リヒャルト ベーア=ホフマン 鳥影社ロゴス企画 2009-07
売り上げランキング : 437258
by ヨメレバ


 原文と日本語の相性が悪いのだろうが、とりあえず読みにくい。薄い本なのに妙に時間が掛かってしまった。


 物語の主人公はパウル。特に記述はされないが、恐らく彼は働かずとも食べていける身の上である。
 彼には何もする必要がない。仕事に急かされることも、隣近所とのつきあいにストレスをためることも、思い通りにならぬ他者に激怒することも、試験の期日に汲々とする必要性も全くない。
 彼の生活は彼一人で完結しており、彼は世間と隔たっている。それは彼が望んだことでもあり、彼の身の上が彼に促したことでもあるのだろう。
 彼の暮らしには荒れ狂うストレスや苛立ちと言った、尖った感情は皆無である。言うならば彼は、薄く快適で暖かく、けれども凹凸に乏しく単調な触り心地の夢想と言う名前の布にくるまれて生活しているのだ。
 その繭の中ではパウルは支配者であった。彼にとって周囲の全ては彼のためだけに存在し、彼に過去や新たな思想を与えてくれる切っ掛けでしかなかった。全ては無害で、彼の好みに合わせて姿を変えた。彼の世界は彼一人で完結していたのである。そこに些かの物足りなさを含有しながらも。

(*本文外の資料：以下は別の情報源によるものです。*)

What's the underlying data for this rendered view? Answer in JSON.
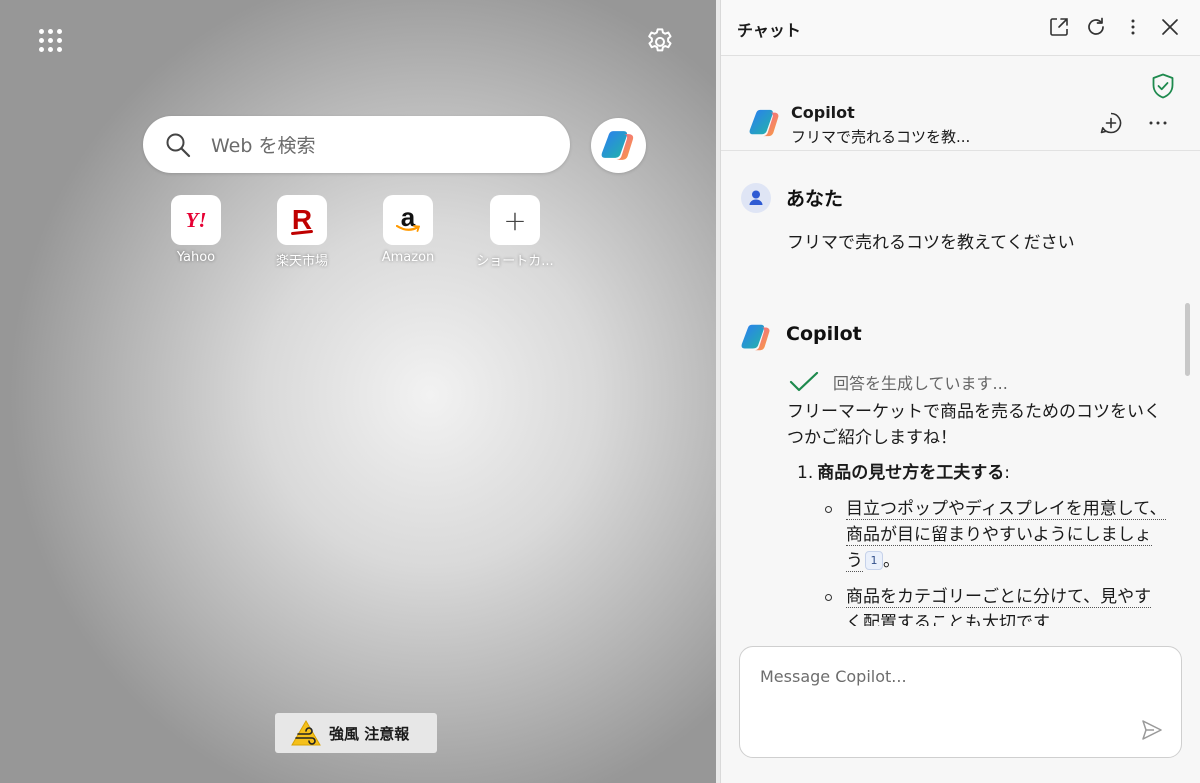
{
  "newtab": {
    "search": {
      "placeholder": "Web を検索"
    },
    "shortcuts": [
      {
        "label": "Yahoo",
        "icon": "yahoo-logo",
        "glyph": "Y!"
      },
      {
        "label": "楽天市場",
        "icon": "rakuten-logo",
        "glyph": "R"
      },
      {
        "label": "Amazon",
        "icon": "amazon-logo",
        "glyph": "a"
      },
      {
        "label": "ショートカ...",
        "icon": "plus-icon",
        "glyph": "+"
      }
    ],
    "weather_alert": {
      "label": "強風 注意報",
      "icon": "wind-warning-icon"
    }
  },
  "chat": {
    "header": {
      "title": "チャット"
    },
    "conversation": {
      "name": "Copilot",
      "subtitle": "フリマで売れるコツを教..."
    },
    "messages": {
      "user": {
        "sender": "あなた",
        "text": "フリマで売れるコツを教えてください"
      },
      "bot": {
        "sender": "Copilot",
        "status": "回答を生成しています...",
        "intro": "フリーマーケットで商品を売るためのコツをいくつかご紹介しますね！",
        "list": [
          {
            "number": "1.",
            "title": "商品の見せ方を工夫する",
            "suffix": ":",
            "bullets": [
              {
                "text": "目立つポップやディスプレイを用意して、商品が目に留まりやすいようにしましょう",
                "cite": "1",
                "end": "。"
              },
              {
                "text": "商品をカテゴリーごとに分けて、見やすく配置することも大切です",
                "cite": "",
                "end": ""
              }
            ]
          }
        ]
      }
    },
    "composer": {
      "placeholder": "Message Copilot..."
    }
  },
  "colors": {
    "accent_green": "#1e8a4e",
    "yahoo_red": "#e60033",
    "rakuten_red": "#bf0000",
    "amazon_orange": "#ff9900"
  }
}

 そんなぬるま湯の中で暮らすパウルの前に、久々にゲオルクが訪ねてきた。彼もまたパウルと同じ階層の人間であるが、ゲオルクには医者という仕事があり、その職分によって数多の人々の生活に直に関与していた。
 ゲオルクは教授の職を得たばかりであった。その顔は陽に良く焼け、彼の人生は前途洋々なようにパウルには思えた。
 彼は確かに「生きて」いた。己の想像力で作り上げた繭の中ではなく、もっと広い場所に彼は根を張っていたのだ。パウルと取るに足らない話をしていたその夜までは。
 それなのに彼は突如死んだ。その死はパウルに、彼の支配が及ばない物事があることを知らせた。
 死。そして老い。生物であるからには避けられぬこれらには、パウルの美しい夢想も無力である。どう変形しようとも老いは老いであり、死は死でしかない。いつか死ぬ。生きていれば、老いる。そしてやはり死ぬ。

 ゲオルクの死を切っ掛けに、パウルの暮らしていた独りぼっちで完結した世界は姿を変え始める。